Lost in the wind of words is what should be central to the question of sourcing: conditions for the workers. If China’s workers were sharing in the full fruits of growth, we would have a much smaller volume of American clothing made there. As it is, more than 98% of the dollar value of the Ralph Lauren clothing line is made abroad, much of it in China.
Without more disclosure from the company as to which firms and factories make its goods, we can know only that Chinese apparel workers earn, officially, somewhere between 93 cents to just over $1 an hour; unofficially, they are often paid less than the official minimum, which varies by province and city. Days off are rare, despite laws that entitle them to one day off a week. A late 2011 investigation by China Labor Watch of factories producing for major American brands found employees who said they worked 30 days a month. There is a reason for this: Because wages fall so far behind rising living costs, workers need overtime pay to survive.

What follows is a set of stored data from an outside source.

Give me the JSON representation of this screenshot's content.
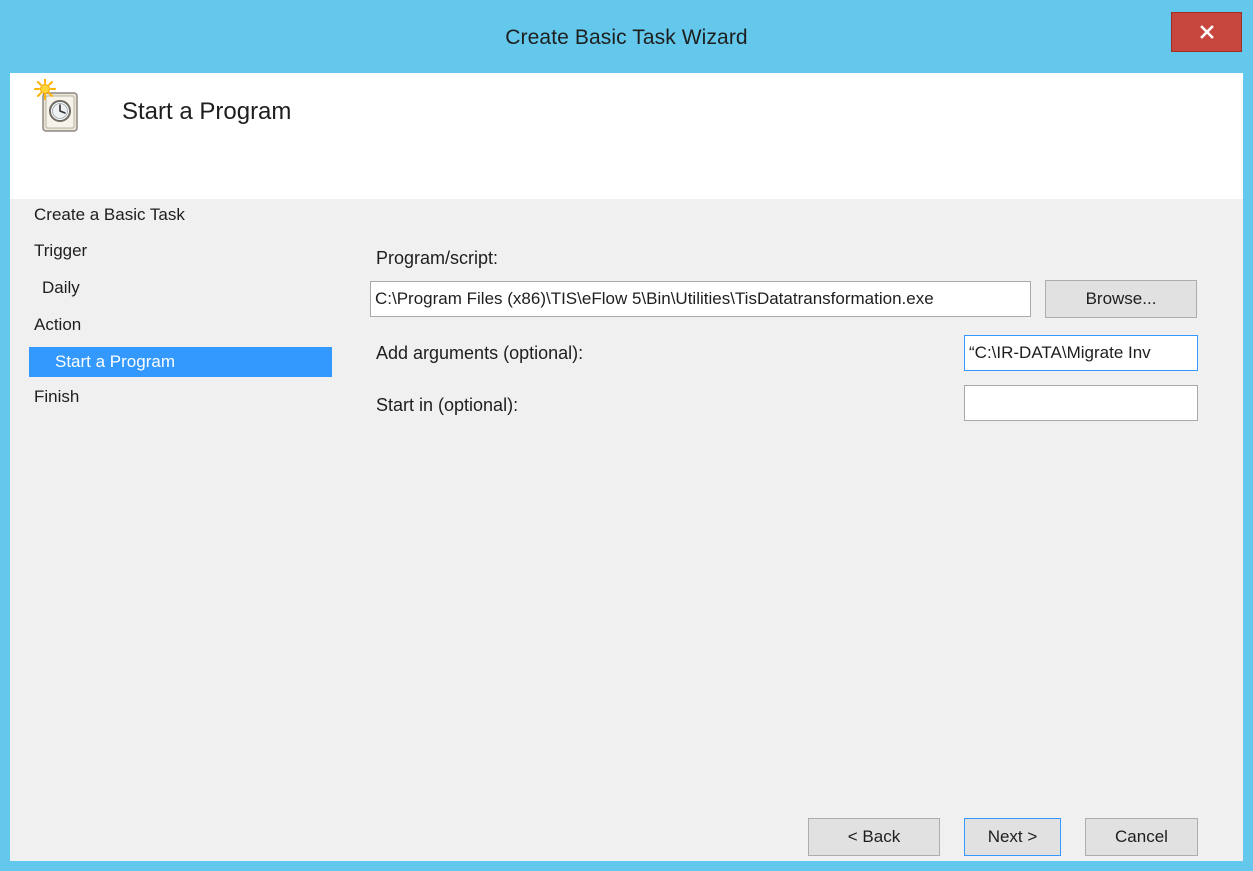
{
  "window": {
    "title": "Create Basic Task Wizard",
    "close_label": "x"
  },
  "header": {
    "title": "Start a Program",
    "icon": "scheduled-task-clock-icon"
  },
  "nav": {
    "items": [
      {
        "label": "Create a Basic Task",
        "selected": false
      },
      {
        "label": "Trigger",
        "selected": false
      },
      {
        "label": "Daily",
        "selected": false
      },
      {
        "label": "Action",
        "selected": false
      },
      {
        "label": "Start a Program",
        "selected": true
      },
      {
        "label": "Finish",
        "selected": false
      }
    ]
  },
  "form": {
    "program_label": "Program/script:",
    "program_value": "C:\\Program Files (x86)\\TIS\\eFlow 5\\Bin\\Utilities\\TisDatatransformation.exe",
    "browse_label": "Browse...",
    "arguments_label": "Add arguments (optional):",
    "arguments_value": "“C:\\IR-DATA\\Migrate Inv",
    "startin_label": "Start in (optional):",
    "startin_value": ""
  },
  "footer": {
    "back_label": "< Back",
    "next_label": "Next >",
    "cancel_label": "Cancel"
  },
  "colors": {
    "titlebar": "#63c8ec",
    "close": "#c7463d",
    "selection": "#3399ff"
  }
}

Many other abuses are common in China’s export factories. Workers are housed in dorms where conditions are often crowded and the food poor. The first month’s wages are often withheld, so if the workers quit because of bad conditions, they must forfeit a month’s wages. There is no right to form independent unions in China; only theCommunist Party’sAll-China Federation of Trade Unions is permitted, and it is usually a part of management, not responsible (or even known) to the workers. Exhaustion haunts the factory floors of China’s export sector, and since last year, allegations of suicides caused by desperation have received worldwide attention.
Ralph Lauren now says it will produce its 2014 Winter Olympics uniforms in the United States — immediately giving the lie to those who shrugged off the complaints by saying we can’t make this stuff here. There are 160,000 U.S. apparel industry workers who would love to have the chance to prove the naysayers wrong.

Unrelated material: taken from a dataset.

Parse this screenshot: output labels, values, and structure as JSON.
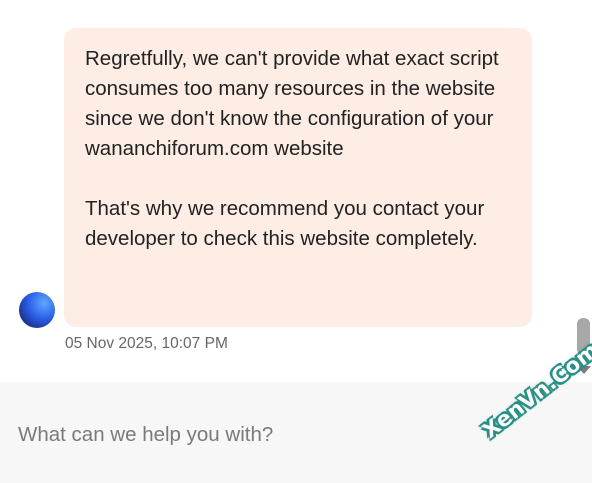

In the meantime, Ralph Lauren and the U.S. Olympic Committee could do some simple things to remove the shadow over their respective images. The company could disclose the locations where the Olympic teams’ clothing is made. It could invite the premier workers’ rights monitoring institution, the Worker Rights Consortium, to inspect these factories. It could agree to abide by the Sweatfree Purchasing Consortium’s Model Code of Conduct, which has three states (Maine, New York and Pennsylvania) and 16 cities (including Los Angeles, San Francisco, Milwaukee and Seattle) committed to fair competition through sweatshop-free purchasing. (Full disclosure: I am an unpaid member of the Sweatfree Purchasing Consortium board of directors and an unpaid member of the Advisory Committee to the Worker Rights Consortium.) The U.S. Olympic Committee, as a quasi-public body, could join one or both consortiums to make sure its logo gear is sweatshop free, wherever it is made.

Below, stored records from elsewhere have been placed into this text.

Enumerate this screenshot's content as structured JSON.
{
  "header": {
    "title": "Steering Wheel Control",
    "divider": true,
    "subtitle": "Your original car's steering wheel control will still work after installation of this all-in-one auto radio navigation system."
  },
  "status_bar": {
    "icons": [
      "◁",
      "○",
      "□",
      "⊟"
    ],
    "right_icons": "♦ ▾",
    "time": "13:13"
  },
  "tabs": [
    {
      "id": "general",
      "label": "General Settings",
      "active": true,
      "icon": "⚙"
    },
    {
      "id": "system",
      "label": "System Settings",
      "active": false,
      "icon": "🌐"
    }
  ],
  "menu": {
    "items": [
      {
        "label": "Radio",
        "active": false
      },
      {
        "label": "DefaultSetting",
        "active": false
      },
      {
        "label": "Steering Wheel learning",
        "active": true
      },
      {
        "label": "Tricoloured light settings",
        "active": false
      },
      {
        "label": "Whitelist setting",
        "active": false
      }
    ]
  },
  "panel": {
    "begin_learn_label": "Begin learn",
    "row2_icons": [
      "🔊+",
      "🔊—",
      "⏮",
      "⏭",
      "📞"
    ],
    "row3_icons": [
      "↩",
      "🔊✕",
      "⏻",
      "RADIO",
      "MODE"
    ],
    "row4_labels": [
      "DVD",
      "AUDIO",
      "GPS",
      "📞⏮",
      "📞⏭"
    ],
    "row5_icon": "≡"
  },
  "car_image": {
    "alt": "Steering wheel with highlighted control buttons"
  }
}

Olympic athletes will wear their gear at the peak of world attention, clothed by a billionaire’s company hired by a committee of notables. Toiling at the bottom of the pyramid, for meager pay and under terrible conditions, are those who cut, sew, press and pack the clothing. “Faster, Higher, Stronger”: The Olympic motto might be a good pledge for improved labor conditions in the world’s sweatshops.
Robert J.S. Ross, a professor of sociology and director of the International Studies Stream program at Clark University in Worcester, Mass., is the author of “Slaves to Fashion: Poverty and Abuse in the New Sweatshops.”